Charles R., I wish you would try your hand at genres of comments other than psychoanalysis of me. It’s beginning to become a little repetitive — I’m always guilty of whatever I diagnose. Wonderful. This very comment will presumably prove your point exactly.
Your post made me ask myself what kind of race this “Islam” is. (This is not to be taken as a claim to original thought.) I’ve heard it proposed that Muslims now occupy the position in the racist imagination once held by Jews, but it seems that “Islam” in its racist construction combines, for example, “black” and “Jewish” features: the prodigious breeding and sheer base population of blacks (“demographics”) plus the cultural corruption of the Jews. It’s like viruses exchanging and recombining genetic material or something. If you could combine the best bits of Jewishness and blackness and add the contagious potential of, say, Bolshevism…
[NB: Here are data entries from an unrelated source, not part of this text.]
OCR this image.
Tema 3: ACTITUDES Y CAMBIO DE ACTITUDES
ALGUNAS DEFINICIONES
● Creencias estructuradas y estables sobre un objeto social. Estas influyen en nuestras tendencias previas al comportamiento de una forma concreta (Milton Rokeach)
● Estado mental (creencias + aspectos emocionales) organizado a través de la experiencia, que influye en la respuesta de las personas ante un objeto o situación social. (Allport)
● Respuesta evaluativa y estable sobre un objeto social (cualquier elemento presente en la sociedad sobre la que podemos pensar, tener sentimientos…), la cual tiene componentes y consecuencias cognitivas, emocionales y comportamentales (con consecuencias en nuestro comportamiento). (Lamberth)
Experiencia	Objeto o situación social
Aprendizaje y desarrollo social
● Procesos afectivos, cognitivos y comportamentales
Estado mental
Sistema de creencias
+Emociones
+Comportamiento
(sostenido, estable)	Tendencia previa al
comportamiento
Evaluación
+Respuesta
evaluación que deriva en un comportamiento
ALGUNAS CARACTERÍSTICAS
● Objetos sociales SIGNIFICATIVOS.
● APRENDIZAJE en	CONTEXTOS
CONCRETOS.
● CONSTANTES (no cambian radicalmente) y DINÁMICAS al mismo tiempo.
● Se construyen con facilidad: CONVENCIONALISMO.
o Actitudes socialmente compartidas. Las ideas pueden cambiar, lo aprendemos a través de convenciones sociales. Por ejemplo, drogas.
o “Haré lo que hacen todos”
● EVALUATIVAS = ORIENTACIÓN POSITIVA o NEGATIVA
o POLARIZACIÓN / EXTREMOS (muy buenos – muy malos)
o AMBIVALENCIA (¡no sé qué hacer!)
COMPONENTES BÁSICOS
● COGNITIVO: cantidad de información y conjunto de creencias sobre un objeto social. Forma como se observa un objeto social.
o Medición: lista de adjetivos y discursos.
So maybe Islam is being made into a new kind of race. (I guess it would be surprising if it weren’t.) In the old-fashioned system, a white person can’t become black, and conversion to Judaism was (I gather) always looked on as being, while not unheard of, not really a serious possibility. (I get this mainly from viewing The Big Lebowski.) You have as much black or Jew in you as you were born with and that’s that. As regards Islam, however, one of its really insidious features, in the racist construction (let’s just assume that when I say Islam or Muslim I’m talking about the way these might be imagined by islamophobic racism), is its power to attract (white) converts. Both women, who submit to “the veil” to become child-bearing machines, and men, who are presumably attracted to the adventure of violent jihad and the red-blooded ideals of manliness that are surely the envy of white guys.
So in this way, Islam’s being “not a race” could actually mean it’s seen as a more threatening kind of race. Isn’t it a pretty common racist idea that Islam is in fact just fine and natural as long as it’s not here in the West, like an animal virus that’s not a problem until it crosses into the human population but when that happens it’s super-dangerous? Now it has not only come here, it is evolving to overcome our previous generation of defenses. Now we urgently need to study the “memetics” of Islam to better understand the threat! (Richard Dawkins has apparently said something on that subject but I haven’t the stomach to find out what exactly.) I dunno, maybe racists who pull the “Islam is not a race” card are in some way basically earnest in their denial of the charge. Seeing themselves as having moved on to a new iteration, when you accuse them of “racism”, maybe they just think you’re accusing them of being obsolete.
Looking at what I’ve written above I think about what you said about race not pre-existing racism: racism does create race but does so by picking and recombining existing materials in a freewheeling fashion – what matters, after all, is not that it’s historically or logically coherent but that it works, so to speak. That it tells a story about those who are not-us, not of the universal whiteness, and can mobilize action against them. There is no need to commit to the particulars of any previous version. So it’s only natural that now “race” in the biological sense is discredited and the charge “racist” is seen by racists as an unfair trump card, they figure they can simply disown the “race” bit and unbalance their critics with this jiu-jitsu move.